Johann Wilhelm Ernst Sommer (31 March 1881 - 15 October 1952) was a bishop of the Methodist Church, elected in 1946 for service in Germany.

==Birth and family==
Johann was born 31 March 1881 in Stuttgart, Germany, of German and English ancestry. He was the eldest son of The Reverend Johann Jakob Sommer (1850-1925), a Methodist preacher who was arrested and reprimanded for persistent preaching in public places, and Zillah Elizabeth Barratt (1848-1935).

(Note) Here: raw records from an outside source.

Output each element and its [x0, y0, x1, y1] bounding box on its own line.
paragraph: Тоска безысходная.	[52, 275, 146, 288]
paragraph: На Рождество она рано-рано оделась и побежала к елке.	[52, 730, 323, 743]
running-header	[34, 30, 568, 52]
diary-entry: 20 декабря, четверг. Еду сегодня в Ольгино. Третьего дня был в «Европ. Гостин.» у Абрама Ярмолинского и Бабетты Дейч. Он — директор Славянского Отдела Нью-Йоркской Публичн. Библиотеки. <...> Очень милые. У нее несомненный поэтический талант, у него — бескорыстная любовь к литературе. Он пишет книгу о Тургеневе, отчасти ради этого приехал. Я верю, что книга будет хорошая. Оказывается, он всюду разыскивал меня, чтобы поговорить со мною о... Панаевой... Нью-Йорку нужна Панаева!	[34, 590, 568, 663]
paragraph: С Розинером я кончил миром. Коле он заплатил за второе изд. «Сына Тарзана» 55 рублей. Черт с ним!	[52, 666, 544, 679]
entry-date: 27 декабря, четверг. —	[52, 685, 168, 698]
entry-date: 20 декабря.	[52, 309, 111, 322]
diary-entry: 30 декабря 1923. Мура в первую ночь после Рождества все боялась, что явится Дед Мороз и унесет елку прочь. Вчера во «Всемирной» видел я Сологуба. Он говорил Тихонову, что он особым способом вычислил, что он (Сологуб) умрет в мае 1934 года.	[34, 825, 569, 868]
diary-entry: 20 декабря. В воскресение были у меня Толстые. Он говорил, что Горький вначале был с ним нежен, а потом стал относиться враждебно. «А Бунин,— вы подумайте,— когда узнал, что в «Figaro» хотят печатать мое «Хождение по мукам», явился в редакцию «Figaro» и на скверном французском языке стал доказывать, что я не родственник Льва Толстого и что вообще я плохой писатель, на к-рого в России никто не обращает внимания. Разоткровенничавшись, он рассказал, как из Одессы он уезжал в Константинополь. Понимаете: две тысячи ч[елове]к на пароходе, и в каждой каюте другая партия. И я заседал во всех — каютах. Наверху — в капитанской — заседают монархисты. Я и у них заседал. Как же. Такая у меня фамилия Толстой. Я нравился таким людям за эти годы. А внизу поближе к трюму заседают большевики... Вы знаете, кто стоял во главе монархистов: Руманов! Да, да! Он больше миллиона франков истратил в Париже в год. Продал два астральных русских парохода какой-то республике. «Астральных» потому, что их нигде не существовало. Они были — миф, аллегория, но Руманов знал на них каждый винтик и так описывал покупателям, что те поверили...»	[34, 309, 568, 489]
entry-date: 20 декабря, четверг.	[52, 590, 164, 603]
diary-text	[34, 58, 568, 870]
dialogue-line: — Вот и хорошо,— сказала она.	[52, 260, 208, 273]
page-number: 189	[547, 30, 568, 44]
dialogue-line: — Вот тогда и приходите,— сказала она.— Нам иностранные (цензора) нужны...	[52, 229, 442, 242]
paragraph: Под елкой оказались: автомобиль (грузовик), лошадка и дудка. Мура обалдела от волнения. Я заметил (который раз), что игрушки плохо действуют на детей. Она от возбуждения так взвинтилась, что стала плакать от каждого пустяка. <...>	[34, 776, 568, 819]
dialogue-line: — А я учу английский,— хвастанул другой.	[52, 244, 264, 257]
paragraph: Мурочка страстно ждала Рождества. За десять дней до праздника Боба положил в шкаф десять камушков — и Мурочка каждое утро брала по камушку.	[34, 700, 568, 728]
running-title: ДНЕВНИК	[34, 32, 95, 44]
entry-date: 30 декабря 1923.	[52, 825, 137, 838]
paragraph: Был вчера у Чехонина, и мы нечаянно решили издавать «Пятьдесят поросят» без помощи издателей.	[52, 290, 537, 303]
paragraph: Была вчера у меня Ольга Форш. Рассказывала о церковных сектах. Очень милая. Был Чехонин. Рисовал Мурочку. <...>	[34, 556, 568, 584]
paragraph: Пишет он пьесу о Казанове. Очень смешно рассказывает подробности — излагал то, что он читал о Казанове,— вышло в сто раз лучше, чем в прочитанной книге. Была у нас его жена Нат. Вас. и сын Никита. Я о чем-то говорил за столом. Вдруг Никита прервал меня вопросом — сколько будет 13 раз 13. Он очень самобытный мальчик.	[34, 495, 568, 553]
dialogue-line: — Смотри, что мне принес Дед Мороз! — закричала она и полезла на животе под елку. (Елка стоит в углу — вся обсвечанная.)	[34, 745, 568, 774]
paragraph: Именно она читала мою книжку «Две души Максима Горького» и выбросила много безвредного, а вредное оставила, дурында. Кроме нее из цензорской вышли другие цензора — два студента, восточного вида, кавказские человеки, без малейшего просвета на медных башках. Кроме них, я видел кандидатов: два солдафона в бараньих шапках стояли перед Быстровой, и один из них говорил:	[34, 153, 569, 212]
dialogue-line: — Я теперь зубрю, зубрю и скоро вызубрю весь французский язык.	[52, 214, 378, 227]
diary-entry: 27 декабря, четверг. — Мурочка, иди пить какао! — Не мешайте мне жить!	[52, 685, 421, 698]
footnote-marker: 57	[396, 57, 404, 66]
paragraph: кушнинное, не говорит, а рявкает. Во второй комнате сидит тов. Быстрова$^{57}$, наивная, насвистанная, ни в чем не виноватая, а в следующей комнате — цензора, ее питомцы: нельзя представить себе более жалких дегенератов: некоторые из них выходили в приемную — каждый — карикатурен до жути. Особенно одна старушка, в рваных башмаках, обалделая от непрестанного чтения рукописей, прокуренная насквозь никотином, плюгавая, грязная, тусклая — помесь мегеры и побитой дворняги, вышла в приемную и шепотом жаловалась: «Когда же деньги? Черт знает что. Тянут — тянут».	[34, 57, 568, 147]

He was educated in Germany, at Kingswood School, Bath, and Caius College, Cambridge, in England, and in Switzerland. From 1906 until 1912 he was a Methodist missionary in the Ottoman Empire. He also attended Methodist Conferences in Lausanne (1927) and in Edinburgh (1937). He was a member of the Executive Committee of the Free Church Council of Germany. During World War II, his family lived in the basement of their looted home, and eight times he was called before the Gestapo for questioning.

==Episcopal ministry==
Johann was elected to the episcopacy by the Germany Central Conference of the Methodist Church, and consecrated by Bishop R.J. Wade, assisted by Bishops P.N. Garber and Theodor Arvidson. Bishop Sommer was assigned to the Frankfort-on-Main Episcopal Area (which included the Central, Northeast, Northwest, South and Southwest Germany Annual Conferences).

Bishop Sommer died 15 October 1952 in Zurich, Switzerland. Bishop Sommer's son, Ernst, was elected to the episcopacy in 1968.